We first see her married name on a death certificate for Frank Oscar Carlson in 1969. Frank Carlson and his wife Pauline Youla Carlson lived in either Spuzzum or North Bend when the Southwells lived there; and Aida’s mother collected baskets from Pauline’s sister Christina Youla James, and her family. Frank and Pauline lived in Vancouver, and so did Aida and her husband. In any case, it is obvious that the friendship between the two families continued for decades after living in North Bend.

Aida’s father died in 1973, and her mother in 1975, when we assume Aida inherited the baskets.

Aida donated half of her mother’s basket collection in 1993 to the Langley Centennial Museum; but unfortunately, she did not give the names of the makers to the Museum. She did give the basketmakers’ names to the Historic Yale Museum when she donated the other half to them. This has led to much valuable research information, since it is one of the few collections where names have been attributed to the actual makers. In fact, it was the discovery of these recorded names that led Jennifer Iredale to embark on finding funding for the exploration of the histories and genealogies of the basketmakers. This has become very important work for the history of BC, especially for its aboriginal peoples.

In 2002 Aida was interviewed on tape by Lisa Codd of the Langley Centennial Museum, and revealed details of the baskets, as well as memories of growing up in North Bend, and her later life in Revelstoke and Vancouver. She said that her grandfather James Edwin Pearson was a Royal Engineer in the Fraser Canyon, perhaps during the construction of the Cariboo Waggon Road. He later moved to New Westminster and gave brief mention of his owning a ship chandler’s shop in Victoria after that.

She said her father Frederick Southwell moved to North Bend in 1911 as a CPR engineer after working as a civil engineer in Ladysmith. She talked about her mother Kathleen’s memories of attending school at All Hallows in Yale, and of her later work after her marriage as nursing with Mrs.
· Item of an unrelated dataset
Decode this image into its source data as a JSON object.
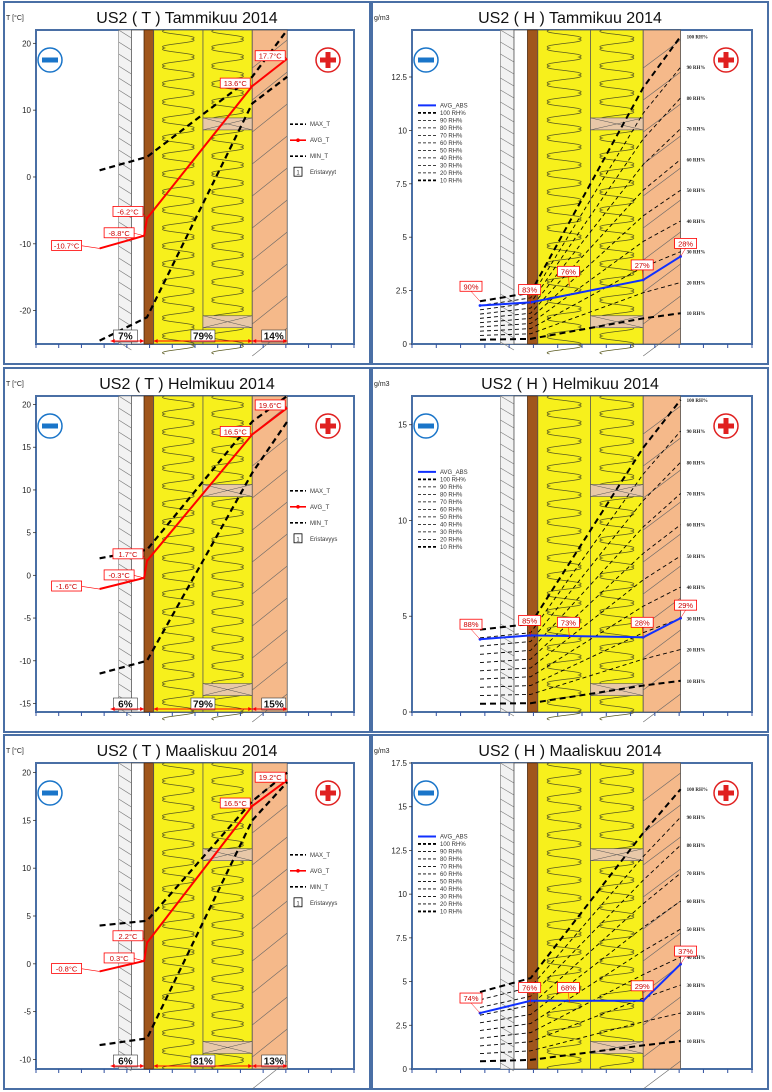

Dykens at Chaumox, five miles east of North Bend.

Kathleen attended school at All Hallows - the school for Canadian Girls, where she helped in the infirmary, learning about basic nursing.

Aida spoke of her family’s move to Revelstoke in 1922 and also of the baskets which were made for her; specifically the rattles by Hannah, Chief Stout’s wife, and the very large basket which was used as her playpen.

At this time we do not know when her husband passed away, but Aida herself lived to the ripe age of 92; and despite her failing health from emphysema and perhaps other medical problems, was still very proud of her ability to use email to keep up with outside contacts.

Aida passed away in August of 2005, as recounted to me in an email from her very good friend and executrix, Marilyn Cross; “I am sorry to tell you that Aida passed away last week, although very peacefully.”, wrote Ms. Cross.

Aida Southwell in the middle at the 1993 donation of her baskets to the Langley Centennial Museum.

I had spoken briefly on the phone with Aida about a week previously, after sending her an introductory email. She knew who I was and what I wished to know, but unfortunately she had to cut the call short as she could barely breathe because of her emphysema, and this was the only chance I ever had to speak with her before her death. I broke the news to a group of saddened people at basketry workshop in Yale several days later, who all expressed their great sorrow at the passing of Aida and the loss of her valuable knowledge. We will never know what more she could have told us, and it is a hole in the history of British Columbia that will likely never be filled.